Background

In recent years, remarkable progress has been made in the utilization of artificial intelligence (AI) in medicine. The use of AI for image diagnosis [1] and pathological diagnosis [2] is increasing. The mortality rate of oral cancer remains high, with 15,000 people affected and approximately 7,000 deaths reported per year in Japan [3]. Although the oral cavity can be easily observed and palpated, treatment initiation is often delayed because oral cancer is not well recognized owing to its rarity, and early-stage oral cancer is treated as stomatitis, whose appearance is similar to that of oral cancer.

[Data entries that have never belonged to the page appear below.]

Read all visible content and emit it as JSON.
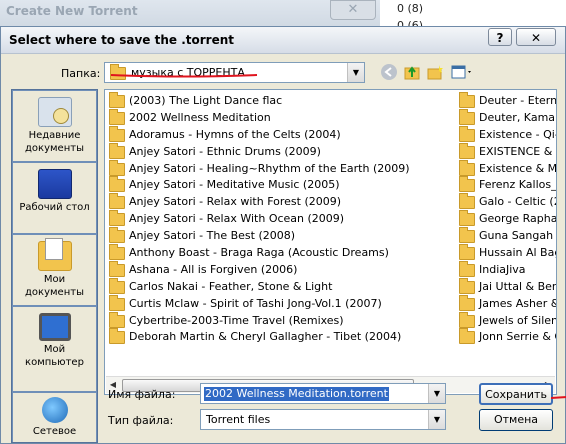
{
  "background_window": {
    "title": "Create New Torrent",
    "close_glyph": "✕",
    "counts": [
      "0 (8)",
      "0 (6)"
    ]
  },
  "dialog": {
    "title": "Select where to save the .torrent",
    "help_glyph": "?",
    "close_glyph": "✕",
    "folder_label": "Папка:",
    "folder_value": "музыка с ТОРРЕНТА",
    "places": [
      {
        "label": "Недавние документы",
        "icon": "recent-docs-icon"
      },
      {
        "label": "Рабочий стол",
        "icon": "desktop-icon"
      },
      {
        "label": "Мои документы",
        "icon": "my-documents-icon"
      },
      {
        "label": "Мой компьютер",
        "icon": "my-computer-icon"
      },
      {
        "label": "Сетевое",
        "icon": "network-icon"
      }
    ],
    "files_col1": [
      "(2003) The Light Dance flac",
      "2002 Wellness Meditation",
      "Adoramus - Hymns of the Celts (2004)",
      "Anjey Satori - Ethnic Drums (2009)",
      "Anjey Satori - Healing~Rhythm of the Earth (2009)",
      "Anjey Satori - Meditative Music (2005)",
      "Anjey Satori - Relax with Forest (2009)",
      "Anjey Satori - Relax With Ocean (2009)",
      "Anjey Satori - The Best (2008)",
      "Anthony Boast - Braga Raga (Acoustic Dreams)",
      "Ashana - All is Forgiven (2006)",
      "Carlos Nakai - Feather, Stone & Light",
      "Curtis Mclaw - Spirit of Tashi Jong-Vol.1 (2007)",
      "Cybertribe-2003-Time Travel (Remixes)",
      "Deborah Martin & Cheryl Gallagher - Tibet (2004)"
    ],
    "files_col2": [
      "Deuter - Eternit",
      "Deuter, Kamal &",
      "Existence - Qi-C",
      "EXISTENCE & M",
      "Existence & Mar",
      "Ferenz Kallos_M",
      "Galo - Celtic (20",
      "George Raphae",
      "Guna Sangah - I",
      "Hussain Al Baga",
      "IndiaJiva",
      "Jai Uttal & Ben L",
      "James Asher & A",
      "Jewels of Silenc",
      "Jonn Serrie & G"
    ],
    "filename_label": "Имя файла:",
    "filename_value": "2002 Wellness Meditation.torrent",
    "filetype_label": "Тип файла:",
    "filetype_value": "Torrent files",
    "save_label": "Сохранить",
    "cancel_label": "Отмена"
  },
  "colors": {
    "annotation_red": "#e0141e",
    "selection_blue": "#316ac5"
  }
}
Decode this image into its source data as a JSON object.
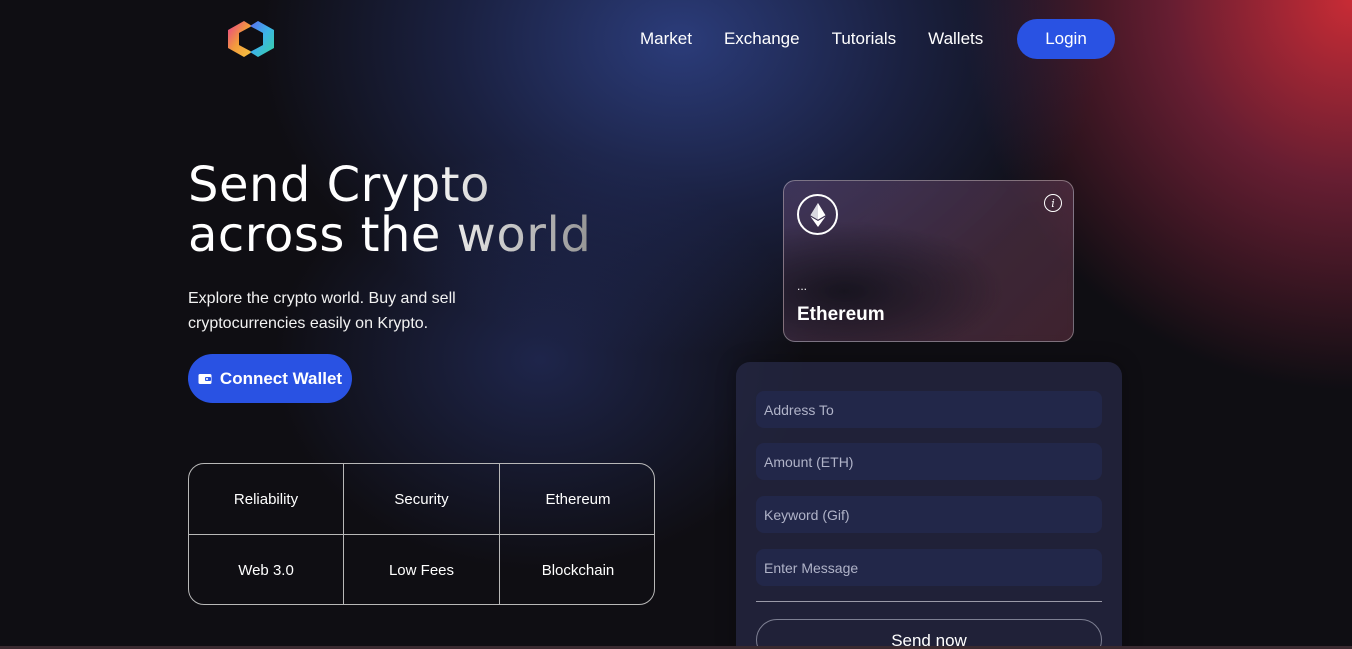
{
  "nav": {
    "links": [
      "Market",
      "Exchange",
      "Tutorials",
      "Wallets"
    ],
    "login_label": "Login"
  },
  "hero": {
    "title_line1": "Send Crypto",
    "title_line2": "across the world",
    "subtitle": "Explore the crypto world. Buy and sell cryptocurrencies easily on Krypto.",
    "connect_label": "Connect Wallet"
  },
  "features": [
    "Reliability",
    "Security",
    "Ethereum",
    "Web 3.0",
    "Low Fees",
    "Blockchain"
  ],
  "eth_card": {
    "address": "...",
    "name": "Ethereum"
  },
  "form": {
    "address_placeholder": "Address To",
    "amount_placeholder": "Amount (ETH)",
    "keyword_placeholder": "Keyword (Gif)",
    "message_placeholder": "Enter Message",
    "send_label": "Send now"
  },
  "colors": {
    "accent": "#2952e3",
    "background": "#0f0e13"
  },
  "icons": [
    "logo-icon",
    "wallet-icon",
    "ethereum-icon",
    "info-icon"
  ]
}
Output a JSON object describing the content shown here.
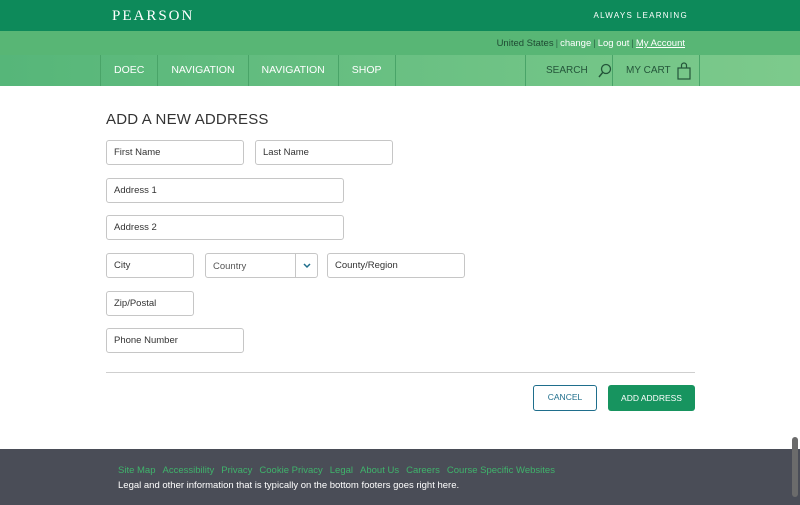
{
  "header": {
    "logo": "PEARSON",
    "tagline": "ALWAYS LEARNING"
  },
  "utility": {
    "region": "United States",
    "change": "change",
    "logout": "Log out",
    "account": "My Account"
  },
  "nav": {
    "items": [
      "DOEC",
      "NAVIGATION",
      "NAVIGATION",
      "SHOP"
    ],
    "search": "SEARCH",
    "cart": "MY CART"
  },
  "form": {
    "title": "ADD A NEW ADDRESS",
    "first_name": "First Name",
    "last_name": "Last Name",
    "address1": "Address 1",
    "address2": "Address 2",
    "city": "City",
    "country": "Country",
    "county": "County/Region",
    "zip": "Zip/Postal",
    "phone": "Phone Number",
    "cancel": "CANCEL",
    "add": "ADD ADDRESS"
  },
  "footer": {
    "links": [
      "Site Map",
      "Accessibility",
      "Privacy",
      "Cookie Privacy",
      "Legal",
      "About Us",
      "Careers",
      "Course Specific Websites"
    ],
    "text": "Legal and other information that is typically on the bottom footers goes right here."
  },
  "colors": {
    "brand_green": "#0d8a5a",
    "button_green": "#17945f",
    "footer_bg": "#4a4d57",
    "link_green": "#3fb36b",
    "cancel_blue": "#1f6e8c"
  }
}
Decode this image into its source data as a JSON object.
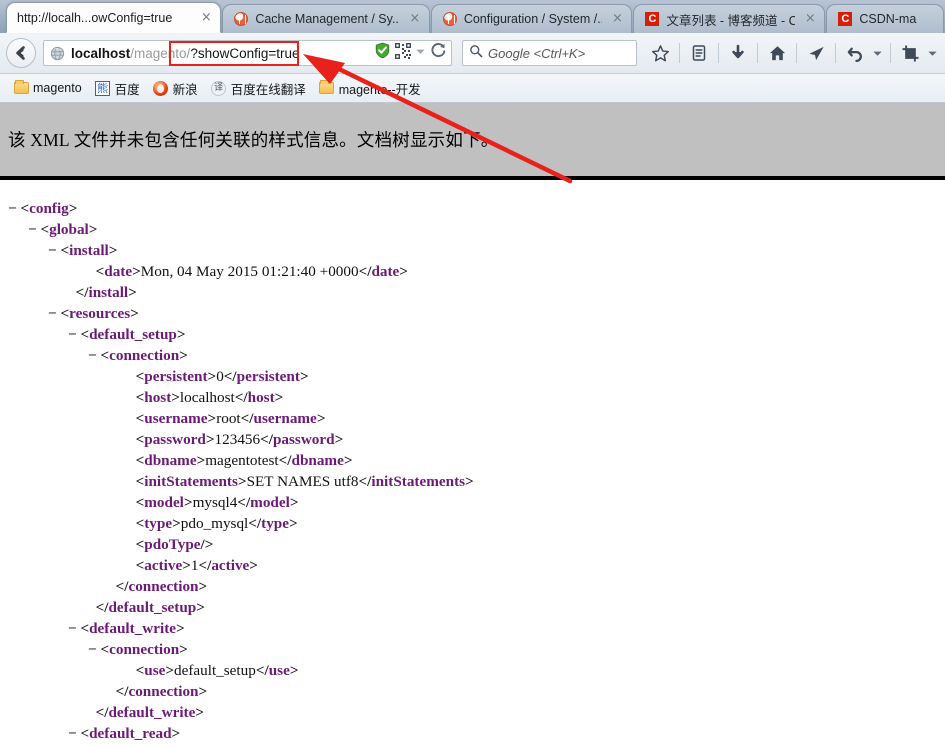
{
  "browser": {
    "tabs": [
      {
        "title": "http://localh...owConfig=true",
        "favicon": "none",
        "active": true,
        "close_label": "×"
      },
      {
        "title": "Cache Management / Sy...",
        "favicon": "magento-icon",
        "active": false,
        "close_label": "×"
      },
      {
        "title": "Configuration / System /...",
        "favicon": "magento-icon",
        "active": false,
        "close_label": "×"
      },
      {
        "title": "文章列表 - 博客频道 - CS...",
        "favicon": "csdn-icon",
        "active": false,
        "close_label": "×"
      },
      {
        "title": "CSDN-ma",
        "favicon": "csdn-icon",
        "active": false,
        "close_label": ""
      }
    ],
    "navigation": {
      "back_button": "back-arrow-icon",
      "url": {
        "host": "localhost",
        "path": "/magento/",
        "query": "?showConfig=true",
        "full": "localhost/magento/?showConfig=true"
      },
      "url_icons": [
        "shield-check-icon",
        "qr-code-icon",
        "chevron-down-icon",
        "reload-icon"
      ]
    },
    "search": {
      "placeholder": "Google <Ctrl+K>",
      "icon": "search-icon"
    },
    "toolbar_icons": [
      "star-icon",
      "reader-list-icon",
      "download-icon",
      "home-icon",
      "paper-plane-icon",
      "undo-icon",
      "chevron-down-icon",
      "crop-capture-icon",
      "chevron-down-icon"
    ],
    "bookmarks": [
      {
        "label": "magento",
        "icon": "folder-icon"
      },
      {
        "label": "百度",
        "icon": "baidu-icon",
        "glyph": "熊"
      },
      {
        "label": "新浪",
        "icon": "sina-icon"
      },
      {
        "label": "百度在线翻译",
        "icon": "fanyi-icon",
        "glyph": "译"
      },
      {
        "label": "magento--开发",
        "icon": "folder-icon"
      }
    ]
  },
  "page": {
    "notice": "该 XML 文件并未包含任何关联的样式信息。文档树显示如下。",
    "xml_lines": [
      {
        "indent": 0,
        "toggle": "−",
        "parts": [
          {
            "t": "br",
            "s": "<"
          },
          {
            "t": "tw",
            "s": "config"
          },
          {
            "t": "br",
            "s": ">"
          }
        ]
      },
      {
        "indent": 1,
        "toggle": "−",
        "parts": [
          {
            "t": "br",
            "s": "<"
          },
          {
            "t": "tw",
            "s": "global"
          },
          {
            "t": "br",
            "s": ">"
          }
        ]
      },
      {
        "indent": 2,
        "toggle": "−",
        "parts": [
          {
            "t": "br",
            "s": "<"
          },
          {
            "t": "tw",
            "s": "install"
          },
          {
            "t": "br",
            "s": ">"
          }
        ]
      },
      {
        "indent": 4,
        "toggle": "",
        "parts": [
          {
            "t": "br",
            "s": "<"
          },
          {
            "t": "tw",
            "s": "date"
          },
          {
            "t": "br",
            "s": ">"
          },
          {
            "t": "tv",
            "s": "Mon, 04 May 2015 01:21:40 +0000"
          },
          {
            "t": "br",
            "s": "</"
          },
          {
            "t": "tw",
            "s": "date"
          },
          {
            "t": "br",
            "s": ">"
          }
        ]
      },
      {
        "indent": 3,
        "toggle": "",
        "parts": [
          {
            "t": "br",
            "s": "</"
          },
          {
            "t": "tw",
            "s": "install"
          },
          {
            "t": "br",
            "s": ">"
          }
        ]
      },
      {
        "indent": 2,
        "toggle": "−",
        "parts": [
          {
            "t": "br",
            "s": "<"
          },
          {
            "t": "tw",
            "s": "resources"
          },
          {
            "t": "br",
            "s": ">"
          }
        ]
      },
      {
        "indent": 3,
        "toggle": "−",
        "parts": [
          {
            "t": "br",
            "s": "<"
          },
          {
            "t": "tw",
            "s": "default_setup"
          },
          {
            "t": "br",
            "s": ">"
          }
        ]
      },
      {
        "indent": 4,
        "toggle": "−",
        "parts": [
          {
            "t": "br",
            "s": "<"
          },
          {
            "t": "tw",
            "s": "connection"
          },
          {
            "t": "br",
            "s": ">"
          }
        ]
      },
      {
        "indent": 6,
        "toggle": "",
        "parts": [
          {
            "t": "br",
            "s": "<"
          },
          {
            "t": "tw",
            "s": "persistent"
          },
          {
            "t": "br",
            "s": ">"
          },
          {
            "t": "tv",
            "s": "0"
          },
          {
            "t": "br",
            "s": "</"
          },
          {
            "t": "tw",
            "s": "persistent"
          },
          {
            "t": "br",
            "s": ">"
          }
        ]
      },
      {
        "indent": 6,
        "toggle": "",
        "parts": [
          {
            "t": "br",
            "s": "<"
          },
          {
            "t": "tw",
            "s": "host"
          },
          {
            "t": "br",
            "s": ">"
          },
          {
            "t": "tv",
            "s": "localhost"
          },
          {
            "t": "br",
            "s": "</"
          },
          {
            "t": "tw",
            "s": "host"
          },
          {
            "t": "br",
            "s": ">"
          }
        ]
      },
      {
        "indent": 6,
        "toggle": "",
        "parts": [
          {
            "t": "br",
            "s": "<"
          },
          {
            "t": "tw",
            "s": "username"
          },
          {
            "t": "br",
            "s": ">"
          },
          {
            "t": "tv",
            "s": "root"
          },
          {
            "t": "br",
            "s": "</"
          },
          {
            "t": "tw",
            "s": "username"
          },
          {
            "t": "br",
            "s": ">"
          }
        ]
      },
      {
        "indent": 6,
        "toggle": "",
        "parts": [
          {
            "t": "br",
            "s": "<"
          },
          {
            "t": "tw",
            "s": "password"
          },
          {
            "t": "br",
            "s": ">"
          },
          {
            "t": "tv",
            "s": "123456"
          },
          {
            "t": "br",
            "s": "</"
          },
          {
            "t": "tw",
            "s": "password"
          },
          {
            "t": "br",
            "s": ">"
          }
        ]
      },
      {
        "indent": 6,
        "toggle": "",
        "parts": [
          {
            "t": "br",
            "s": "<"
          },
          {
            "t": "tw",
            "s": "dbname"
          },
          {
            "t": "br",
            "s": ">"
          },
          {
            "t": "tv",
            "s": "magentotest"
          },
          {
            "t": "br",
            "s": "</"
          },
          {
            "t": "tw",
            "s": "dbname"
          },
          {
            "t": "br",
            "s": ">"
          }
        ]
      },
      {
        "indent": 6,
        "toggle": "",
        "parts": [
          {
            "t": "br",
            "s": "<"
          },
          {
            "t": "tw",
            "s": "initStatements"
          },
          {
            "t": "br",
            "s": ">"
          },
          {
            "t": "tv",
            "s": "SET NAMES utf8"
          },
          {
            "t": "br",
            "s": "</"
          },
          {
            "t": "tw",
            "s": "initStatements"
          },
          {
            "t": "br",
            "s": ">"
          }
        ]
      },
      {
        "indent": 6,
        "toggle": "",
        "parts": [
          {
            "t": "br",
            "s": "<"
          },
          {
            "t": "tw",
            "s": "model"
          },
          {
            "t": "br",
            "s": ">"
          },
          {
            "t": "tv",
            "s": "mysql4"
          },
          {
            "t": "br",
            "s": "</"
          },
          {
            "t": "tw",
            "s": "model"
          },
          {
            "t": "br",
            "s": ">"
          }
        ]
      },
      {
        "indent": 6,
        "toggle": "",
        "parts": [
          {
            "t": "br",
            "s": "<"
          },
          {
            "t": "tw",
            "s": "type"
          },
          {
            "t": "br",
            "s": ">"
          },
          {
            "t": "tv",
            "s": "pdo_mysql"
          },
          {
            "t": "br",
            "s": "</"
          },
          {
            "t": "tw",
            "s": "type"
          },
          {
            "t": "br",
            "s": ">"
          }
        ]
      },
      {
        "indent": 6,
        "toggle": "",
        "parts": [
          {
            "t": "br",
            "s": "<"
          },
          {
            "t": "tw",
            "s": "pdoType"
          },
          {
            "t": "br",
            "s": "/>"
          }
        ]
      },
      {
        "indent": 6,
        "toggle": "",
        "parts": [
          {
            "t": "br",
            "s": "<"
          },
          {
            "t": "tw",
            "s": "active"
          },
          {
            "t": "br",
            "s": ">"
          },
          {
            "t": "tv",
            "s": "1"
          },
          {
            "t": "br",
            "s": "</"
          },
          {
            "t": "tw",
            "s": "active"
          },
          {
            "t": "br",
            "s": ">"
          }
        ]
      },
      {
        "indent": 5,
        "toggle": "",
        "parts": [
          {
            "t": "br",
            "s": "</"
          },
          {
            "t": "tw",
            "s": "connection"
          },
          {
            "t": "br",
            "s": ">"
          }
        ]
      },
      {
        "indent": 4,
        "toggle": "",
        "parts": [
          {
            "t": "br",
            "s": "</"
          },
          {
            "t": "tw",
            "s": "default_setup"
          },
          {
            "t": "br",
            "s": ">"
          }
        ]
      },
      {
        "indent": 3,
        "toggle": "−",
        "parts": [
          {
            "t": "br",
            "s": "<"
          },
          {
            "t": "tw",
            "s": "default_write"
          },
          {
            "t": "br",
            "s": ">"
          }
        ]
      },
      {
        "indent": 4,
        "toggle": "−",
        "parts": [
          {
            "t": "br",
            "s": "<"
          },
          {
            "t": "tw",
            "s": "connection"
          },
          {
            "t": "br",
            "s": ">"
          }
        ]
      },
      {
        "indent": 6,
        "toggle": "",
        "parts": [
          {
            "t": "br",
            "s": "<"
          },
          {
            "t": "tw",
            "s": "use"
          },
          {
            "t": "br",
            "s": ">"
          },
          {
            "t": "tv",
            "s": "default_setup"
          },
          {
            "t": "br",
            "s": "</"
          },
          {
            "t": "tw",
            "s": "use"
          },
          {
            "t": "br",
            "s": ">"
          }
        ]
      },
      {
        "indent": 5,
        "toggle": "",
        "parts": [
          {
            "t": "br",
            "s": "</"
          },
          {
            "t": "tw",
            "s": "connection"
          },
          {
            "t": "br",
            "s": ">"
          }
        ]
      },
      {
        "indent": 4,
        "toggle": "",
        "parts": [
          {
            "t": "br",
            "s": "</"
          },
          {
            "t": "tw",
            "s": "default_write"
          },
          {
            "t": "br",
            "s": ">"
          }
        ]
      },
      {
        "indent": 3,
        "toggle": "−",
        "parts": [
          {
            "t": "br",
            "s": "<"
          },
          {
            "t": "tw",
            "s": "default_read"
          },
          {
            "t": "br",
            "s": ">"
          }
        ]
      }
    ]
  },
  "annotations": {
    "highlight_box_color": "#e8211b",
    "arrow_color": "#e8211b",
    "arrow_target": "url-query-highlight"
  }
}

Oral cytology is a diagnostic technique in which lesions are rubbed in order to collect cells, and the atypicality of the stained cells is assessed, allowing the diagnosis of Class I to V lesions (Papanicolaou classification). Class I and II lesions are usually considered inflammatory reactions, while Class III and above lesions require biopsies to obtain a definitive diagnosis of dysplasia or malignancy. Oral cytology is one of the most useful modalities for the early detection of oral cancer. Although cytology is a simple and reproducible technique, the accurate diagnosis of cellular atypia is based on the experience of a pathologist and may vary among these experts. These factors are barriers to performing cytology among general practitioners. The development of a system using AI to assist in detecting abnormalities in digital cytological images could solve this problem. During Papanicolaou staining for cytological screening of oral cancer, the blue-stained cells were located on the basal side and the red-stained cells on the epidermal side. The detection and recognition of blue-stained cells is required for the early detection of dysplastic changes. As the atypia of the cells increased, the nucleus-to-cytoplasm (N/C) ratio increased. In addition, a significant variation was observed in the cytoplasmic staining, while only a slight variation was observed in the nuclear staining. Therefore, it is necessary to identify the nuclei of blue-stained cells in cytopreparation images. Since Class III–V lesions should be considered for biopsy, Class I and II lesions should be distinguished from Class III and V lesions. This study aimed to detect the nuclei in blue-stained cells and to identify their classification.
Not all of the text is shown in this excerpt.